|Matthew Henry's Concise Commentary|
20:45-49 Judah and Jerusalem had been full of people, as a forest of trees, but empty of fruit. God's word prophesies against those who bring not forth the fruits of righteousness. When He will ruin a nation, who or what can save it? The plainest truths were as parables to the people. It is common for those who will not be wrought upon by the word, to blame it.
Verse 49. - Doth he not speak parables? We can scarcely wonder that Ezekiel's enigmatic words here, as in ch. 15, 16, and 17, should have called forth some such expression from his hearers; but he obviously records the whisper which he thus heard, in a tone of sorrow and indignation. It was to him a proof, as a like question was to the Christ (Matthew 15:16; Matthew 16:9; Mark 8:21) proof that those hearers were yet without understanding. The question was, for those who asked it, an excuse for hardening their hearts against remonstrances which needed no explanation. The indignation was followed by another interval of silence, during which he brooded over their stubbornness, and at last, in Ezekiel 21:1, the word of the Lord comes to him, and he speaks "no more in proverbs," but interprets the latest parable even in its details.

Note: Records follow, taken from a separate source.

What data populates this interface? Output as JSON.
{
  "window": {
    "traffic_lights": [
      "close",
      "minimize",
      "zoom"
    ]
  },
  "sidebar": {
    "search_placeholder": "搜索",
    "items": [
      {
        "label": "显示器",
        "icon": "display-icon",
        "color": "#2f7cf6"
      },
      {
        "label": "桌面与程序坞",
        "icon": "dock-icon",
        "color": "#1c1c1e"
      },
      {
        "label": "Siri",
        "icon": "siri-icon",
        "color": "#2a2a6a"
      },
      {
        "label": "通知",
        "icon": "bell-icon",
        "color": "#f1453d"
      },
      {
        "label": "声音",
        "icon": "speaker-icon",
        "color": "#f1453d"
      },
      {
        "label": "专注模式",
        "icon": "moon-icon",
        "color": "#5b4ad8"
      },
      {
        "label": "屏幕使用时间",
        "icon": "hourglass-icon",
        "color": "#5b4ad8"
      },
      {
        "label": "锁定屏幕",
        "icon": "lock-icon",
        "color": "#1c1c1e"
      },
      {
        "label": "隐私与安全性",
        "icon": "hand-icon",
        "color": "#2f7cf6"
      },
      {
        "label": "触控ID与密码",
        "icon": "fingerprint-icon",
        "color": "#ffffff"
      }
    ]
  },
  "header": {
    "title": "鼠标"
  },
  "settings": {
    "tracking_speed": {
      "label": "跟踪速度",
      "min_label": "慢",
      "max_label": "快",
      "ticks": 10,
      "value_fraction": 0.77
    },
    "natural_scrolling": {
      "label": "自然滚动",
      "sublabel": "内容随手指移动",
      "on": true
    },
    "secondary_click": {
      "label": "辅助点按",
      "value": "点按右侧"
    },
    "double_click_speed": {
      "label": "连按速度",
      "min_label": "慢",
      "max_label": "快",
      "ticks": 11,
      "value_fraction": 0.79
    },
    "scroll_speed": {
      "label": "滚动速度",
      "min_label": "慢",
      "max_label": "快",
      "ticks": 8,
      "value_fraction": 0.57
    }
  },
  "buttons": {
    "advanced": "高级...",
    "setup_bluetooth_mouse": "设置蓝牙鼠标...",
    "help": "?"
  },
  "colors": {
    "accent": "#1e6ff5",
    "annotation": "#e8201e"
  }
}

Gill's Exposition of the Entire Bible
Then said I, ah Lord God!.... The Septuagint version is, "by no means, Lord, Lord"; that is, let me not be sent on such an errand; at least, let it not be delivered in such figurative terms; or let not such a general calamity befall the people. The Targum is,
"receive my prayer, O Lord God;''
the prophet here either complains of the usage he had met with after delivering the above prophecy; or rather of what he had met with before, and which he expected again; and therefore desired either that he might be excused delivering the prophecy; or, however, that it might be delivered not in obscure and enigmatical terms, but in plain and easy ones:
they say of me, doth he not speak parables? as before, of a lion and her whelps; and of a vine, and its rods and branches, Ezekiel 19:1 and now here again, of a fire, and a forest, and trees of it, green and dry; things not easily understood, and so not attended to and regarded; as if they should say, this man brings us nothing but parables, riddles, and enigmas, and such sort of unintelligible stuff, not worth minding; and rather appears as a man delirious and mad than a prophet. Wherefore Ezekiel seems to desire that he might be sent to them with a message more plainly expressed; and which might excite their attention and regard, and not expose him to their ridicule and contempt; and accordingly we find it is explained and expressed in clearer terms in the next chapter.
Jamieson-Fausset-Brown Bible Commentary
49. Ezekiel complains that by this parabolic form of prophecy he only makes himself and it a jest to his countrymen. God therefore in Eze 21:1-32 permits him to express the same prophecy more plainly.